Having courage depends, essentially, on the propagation of one of two perspectives. First, that the individual has faith and trust in their own abilities and resources or, second, that the individual has the belief or hope that they will be taken care of and supported by the clan or family that they’ve aligned themselves with. The latter perspective has achieved an accelerated dominance in our culture due to the reduced tendency for people to actually think for themselves and the increased tendency for them to make their decisions based on externally dictated protocols.

All these factors may individually seem like they are inconsequential as to how we relate to other people who demand an attitude favoring their view of diversity when we relate to them. Yet, their combined effect produces a fullness of influence from so many seemingly different angles that it seems overwhelmingly natural for us to acquiesce to what’s being demanded of us. The fact that have been lulled or even trained into allowing, almost exclusively, external influences to determine how we act and believe is the primary reason that we have become convinced that it is our responsibility or even duty to sacrifice our own potential and well-being in favor of capitulating to the advantage others might gain over us; intentionally driven or not.

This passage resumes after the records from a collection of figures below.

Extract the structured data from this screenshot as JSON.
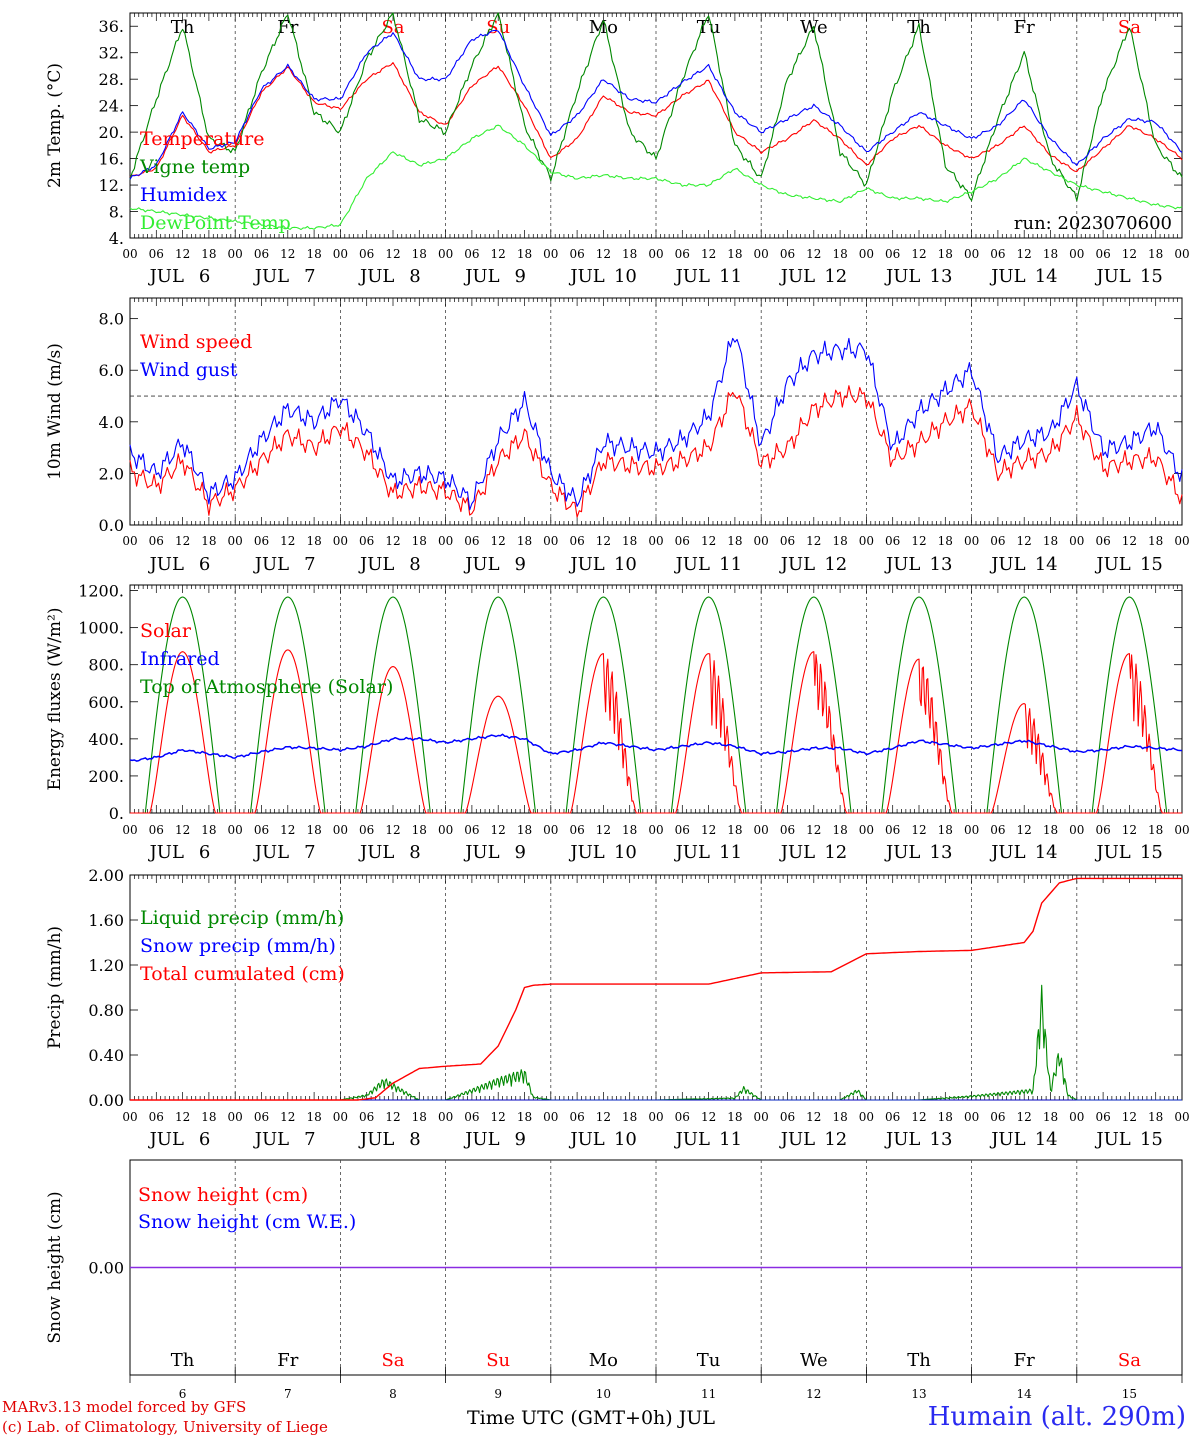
{
  "colors": {
    "temperature": "#ff0000",
    "vigne": "#008800",
    "humidex": "#0000ff",
    "dewpoint": "#33ee33",
    "solar": "#ff0000",
    "infrared": "#0000ff",
    "toa": "#008800",
    "liquid": "#008800",
    "snow": "#0000ff",
    "cumulated": "#ff0000",
    "snowheight_cm": "#ff0000",
    "snowheight_we": "#0000ff",
    "weekend": "#ff0000",
    "weekday": "#000000"
  },
  "days": [
    {
      "abbr": "Th",
      "date": "6",
      "weekend": false
    },
    {
      "abbr": "Fr",
      "date": "7",
      "weekend": false
    },
    {
      "abbr": "Sa",
      "date": "8",
      "weekend": true
    },
    {
      "abbr": "Su",
      "date": "9",
      "weekend": true
    },
    {
      "abbr": "Mo",
      "date": "10",
      "weekend": false
    },
    {
      "abbr": "Tu",
      "date": "11",
      "weekend": false
    },
    {
      "abbr": "We",
      "date": "12",
      "weekend": false
    },
    {
      "abbr": "Th",
      "date": "13",
      "weekend": false
    },
    {
      "abbr": "Fr",
      "date": "14",
      "weekend": false
    },
    {
      "abbr": "Sa",
      "date": "15",
      "weekend": true
    }
  ],
  "month_label": "JUL",
  "hour_ticks": [
    "00",
    "06",
    "12",
    "18"
  ],
  "chart_data": [
    {
      "type": "line",
      "ylabel": "2m Temp. (°C)",
      "ylim": [
        4,
        38
      ],
      "yticks": [
        "4.",
        "8.",
        "12.",
        "16.",
        "20.",
        "24.",
        "28.",
        "32.",
        "36."
      ],
      "annotation": "run: 2023070600",
      "x_unit": "hours since JUL 6 00 UTC",
      "series": [
        {
          "name": "Temperature",
          "color_key": "temperature",
          "x": [
            0,
            6,
            12,
            18,
            24,
            30,
            36,
            42,
            48,
            54,
            60,
            66,
            72,
            78,
            84,
            90,
            96,
            102,
            108,
            114,
            120,
            126,
            132,
            138,
            144,
            150,
            156,
            162,
            168,
            174,
            180,
            186,
            192,
            198,
            204,
            210,
            216,
            222,
            228,
            234,
            240
          ],
          "y": [
            13.2,
            14.5,
            22.5,
            17.0,
            18.0,
            26.0,
            29.8,
            24.5,
            23.5,
            28.0,
            30.5,
            23.0,
            21.0,
            27.0,
            30.0,
            24.0,
            16.0,
            19.0,
            25.5,
            23.0,
            22.5,
            25.5,
            27.8,
            20.0,
            17.0,
            19.0,
            21.8,
            19.0,
            15.0,
            19.0,
            21.0,
            18.0,
            16.0,
            18.0,
            21.0,
            16.5,
            14.0,
            17.5,
            21.0,
            19.0,
            16.0
          ]
        },
        {
          "name": "Vigne temp",
          "color_key": "vigne",
          "x": [
            0,
            6,
            12,
            18,
            24,
            30,
            36,
            42,
            48,
            54,
            60,
            66,
            72,
            78,
            84,
            90,
            96,
            102,
            108,
            114,
            120,
            126,
            132,
            138,
            144,
            150,
            156,
            162,
            168,
            174,
            180,
            186,
            192,
            198,
            204,
            210,
            216,
            222,
            228,
            234,
            240
          ],
          "y": [
            13.0,
            25.0,
            36.0,
            19.0,
            17.0,
            29.0,
            38.0,
            23.0,
            20.0,
            31.0,
            38.0,
            22.0,
            20.0,
            30.0,
            38.0,
            21.0,
            13.0,
            26.0,
            37.0,
            20.0,
            16.0,
            28.0,
            38.0,
            18.0,
            13.0,
            28.0,
            36.0,
            17.0,
            12.0,
            26.0,
            36.0,
            15.0,
            10.0,
            22.0,
            32.0,
            16.0,
            10.0,
            26.0,
            36.0,
            18.0,
            13.0
          ]
        },
        {
          "name": "Humidex",
          "color_key": "humidex",
          "x": [
            0,
            6,
            12,
            18,
            24,
            30,
            36,
            42,
            48,
            54,
            60,
            66,
            72,
            78,
            84,
            90,
            96,
            102,
            108,
            114,
            120,
            126,
            132,
            138,
            144,
            150,
            156,
            162,
            168,
            174,
            180,
            186,
            192,
            198,
            204,
            210,
            216,
            222,
            228,
            234,
            240
          ],
          "y": [
            13.0,
            15.0,
            23.0,
            17.5,
            18.5,
            26.5,
            30.0,
            25.0,
            25.0,
            32.0,
            35.0,
            28.0,
            28.0,
            34.0,
            35.5,
            27.0,
            19.5,
            22.5,
            28.0,
            25.0,
            24.5,
            27.5,
            30.0,
            23.0,
            20.0,
            22.0,
            24.0,
            21.0,
            17.0,
            20.0,
            23.0,
            21.0,
            19.0,
            21.0,
            25.0,
            19.0,
            15.0,
            19.0,
            22.0,
            21.5,
            17.0
          ]
        },
        {
          "name": "DewPoint Temp",
          "color_key": "dewpoint",
          "x": [
            0,
            6,
            12,
            18,
            24,
            30,
            36,
            42,
            48,
            54,
            60,
            66,
            72,
            78,
            84,
            90,
            96,
            102,
            108,
            114,
            120,
            126,
            132,
            138,
            144,
            150,
            156,
            162,
            168,
            174,
            180,
            186,
            192,
            198,
            204,
            210,
            216,
            222,
            228,
            234,
            240
          ],
          "y": [
            8.5,
            8.0,
            7.5,
            7.0,
            6.5,
            6.0,
            5.5,
            5.5,
            6.0,
            13.0,
            17.0,
            15.0,
            16.0,
            19.0,
            21.0,
            18.0,
            14.0,
            13.0,
            13.5,
            13.0,
            13.0,
            12.0,
            12.0,
            14.5,
            12.0,
            10.5,
            10.0,
            9.5,
            11.5,
            10.0,
            10.0,
            9.5,
            11.0,
            13.0,
            16.0,
            14.0,
            12.0,
            11.0,
            10.0,
            9.0,
            8.5
          ]
        }
      ]
    },
    {
      "type": "line",
      "ylabel": "10m Wind (m/s)",
      "ylim": [
        0,
        8.8
      ],
      "yticks": [
        "0.0",
        "2.0",
        "4.0",
        "6.0",
        "8.0"
      ],
      "reference_line": 5.0,
      "x_unit": "hours since JUL 6 00 UTC",
      "series": [
        {
          "name": "Wind speed",
          "color_key": "temperature",
          "x": [
            0,
            6,
            12,
            18,
            24,
            30,
            36,
            42,
            48,
            54,
            60,
            66,
            72,
            78,
            84,
            90,
            96,
            102,
            108,
            114,
            120,
            126,
            132,
            138,
            144,
            150,
            156,
            162,
            168,
            174,
            180,
            186,
            192,
            198,
            204,
            210,
            216,
            222,
            228,
            234,
            240
          ],
          "y": [
            2.1,
            1.5,
            2.5,
            0.8,
            1.4,
            2.5,
            3.5,
            3.0,
            3.8,
            2.8,
            1.2,
            1.5,
            1.3,
            0.6,
            2.5,
            3.5,
            1.5,
            0.5,
            2.5,
            2.3,
            2.2,
            2.5,
            3.0,
            5.3,
            2.4,
            3.0,
            4.5,
            5.0,
            5.0,
            2.5,
            3.2,
            4.0,
            4.6,
            2.0,
            2.5,
            2.8,
            4.2,
            2.2,
            2.5,
            2.6,
            1.0
          ]
        },
        {
          "name": "Wind gust",
          "color_key": "humidex",
          "x": [
            0,
            6,
            12,
            18,
            24,
            30,
            36,
            42,
            48,
            54,
            60,
            66,
            72,
            78,
            84,
            90,
            96,
            102,
            108,
            114,
            120,
            126,
            132,
            138,
            144,
            150,
            156,
            162,
            168,
            174,
            180,
            186,
            192,
            198,
            204,
            210,
            216,
            222,
            228,
            234,
            240
          ],
          "y": [
            2.8,
            2.0,
            3.2,
            1.2,
            1.8,
            3.3,
            4.5,
            4.0,
            4.9,
            3.6,
            1.7,
            2.0,
            1.8,
            0.9,
            3.3,
            4.8,
            2.0,
            0.9,
            3.2,
            3.0,
            2.8,
            3.3,
            4.2,
            7.5,
            3.1,
            5.5,
            6.6,
            6.8,
            6.8,
            3.0,
            4.4,
            5.2,
            6.0,
            2.6,
            3.3,
            3.6,
            5.4,
            2.9,
            3.2,
            3.8,
            1.8
          ]
        }
      ]
    },
    {
      "type": "line",
      "ylabel": "Energy fluxes (W/m²)",
      "ylim": [
        0,
        1230
      ],
      "yticks": [
        "0.",
        "200.",
        "400.",
        "600.",
        "800.",
        "1000.",
        "1200."
      ],
      "x_unit": "hours since JUL 6 00 UTC",
      "series": [
        {
          "name": "Solar",
          "color_key": "solar",
          "daily_peak": [
            870,
            880,
            790,
            630,
            860,
            860,
            870,
            830,
            590,
            860
          ]
        },
        {
          "name": "Infrared",
          "color_key": "infrared",
          "x": [
            0,
            6,
            12,
            18,
            24,
            30,
            36,
            42,
            48,
            54,
            60,
            66,
            72,
            78,
            84,
            90,
            96,
            102,
            108,
            114,
            120,
            126,
            132,
            138,
            144,
            150,
            156,
            162,
            168,
            174,
            180,
            186,
            192,
            198,
            204,
            210,
            216,
            222,
            228,
            234,
            240
          ],
          "y": [
            280,
            300,
            340,
            320,
            300,
            330,
            355,
            350,
            340,
            360,
            400,
            400,
            380,
            400,
            420,
            400,
            320,
            340,
            380,
            360,
            340,
            360,
            380,
            360,
            320,
            330,
            350,
            350,
            320,
            350,
            390,
            370,
            350,
            370,
            390,
            360,
            330,
            340,
            360,
            350,
            340
          ]
        },
        {
          "name": "Top of Atmosphere (Solar)",
          "color_key": "toa",
          "daily_peak": [
            1165,
            1165,
            1165,
            1165,
            1165,
            1165,
            1165,
            1165,
            1165,
            1165
          ]
        }
      ]
    },
    {
      "type": "line",
      "ylabel": "Precip (mm/h)",
      "ylim": [
        0,
        2.0
      ],
      "yticks": [
        "0.00",
        "0.40",
        "0.80",
        "1.20",
        "1.60",
        "2.00"
      ],
      "x_unit": "hours since JUL 6 00 UTC",
      "series": [
        {
          "name": "Liquid precip (mm/h)",
          "color_key": "liquid",
          "x": [
            0,
            48,
            54,
            58,
            60,
            64,
            66,
            72,
            78,
            84,
            90,
            92,
            96,
            120,
            138,
            140,
            144,
            162,
            166,
            168,
            180,
            192,
            206,
            208,
            210,
            212,
            214,
            216,
            240
          ],
          "y": [
            0,
            0,
            0.05,
            0.2,
            0.15,
            0.05,
            0,
            0,
            0.1,
            0.2,
            0.28,
            0.03,
            0,
            0,
            0.02,
            0.12,
            0,
            0,
            0.1,
            0,
            0,
            0.04,
            0.1,
            1.02,
            0.1,
            0.48,
            0.05,
            0,
            0
          ]
        },
        {
          "name": "Snow precip (mm/h)",
          "color_key": "snow",
          "x": [
            0,
            240
          ],
          "y": [
            0,
            0
          ]
        },
        {
          "name": "Total cumulated (cm)",
          "color_key": "cumulated",
          "x": [
            0,
            52,
            56,
            60,
            66,
            72,
            80,
            84,
            88,
            90,
            92,
            96,
            132,
            138,
            144,
            160,
            168,
            180,
            192,
            204,
            206,
            208,
            212,
            216,
            240
          ],
          "y": [
            0,
            0,
            0.02,
            0.15,
            0.28,
            0.3,
            0.32,
            0.48,
            0.8,
            1.0,
            1.02,
            1.03,
            1.03,
            1.08,
            1.13,
            1.14,
            1.3,
            1.32,
            1.33,
            1.4,
            1.5,
            1.75,
            1.93,
            1.97,
            1.97
          ]
        }
      ]
    },
    {
      "type": "line",
      "ylabel": "Snow height (cm)",
      "ylim": [
        -1,
        1
      ],
      "yticks": [
        "0.00"
      ],
      "x_unit": "hours since JUL 6 00 UTC",
      "series": [
        {
          "name": "Snow height (cm)",
          "color_key": "snowheight_cm",
          "x": [
            0,
            240
          ],
          "y": [
            0,
            0
          ]
        },
        {
          "name": "Snow height (cm W.E.)",
          "color_key": "snowheight_we",
          "x": [
            0,
            240
          ],
          "y": [
            0,
            0
          ]
        }
      ]
    }
  ],
  "xlabel": "Time UTC (GMT+0h) JUL",
  "footer": {
    "model": "MARv3.13 model forced by GFS",
    "copyright": "(c) Lab. of Climatology, University of Liege",
    "station": "Humain (alt. 290m)"
  }
}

To look to the values and expectations of others who inhabit the world around us to the exclusion of our own gut feeling and common sense sabotages any semblance of personal autonomy or self-determination. Diversity has become a tool geared toward enabling the tyranny of the weak and the “less fortunate.” With the rise of a socially contrived requirement for acquiescing to the demands of this new diversity we have gone well beyond the tipping point for being able to save any autonomy, personal dignity or individualism that we may still possess. Despite the claims of our professed “superiors,” including those hiding behind the cloth of religion, we are not responsible for the fate or condition of others.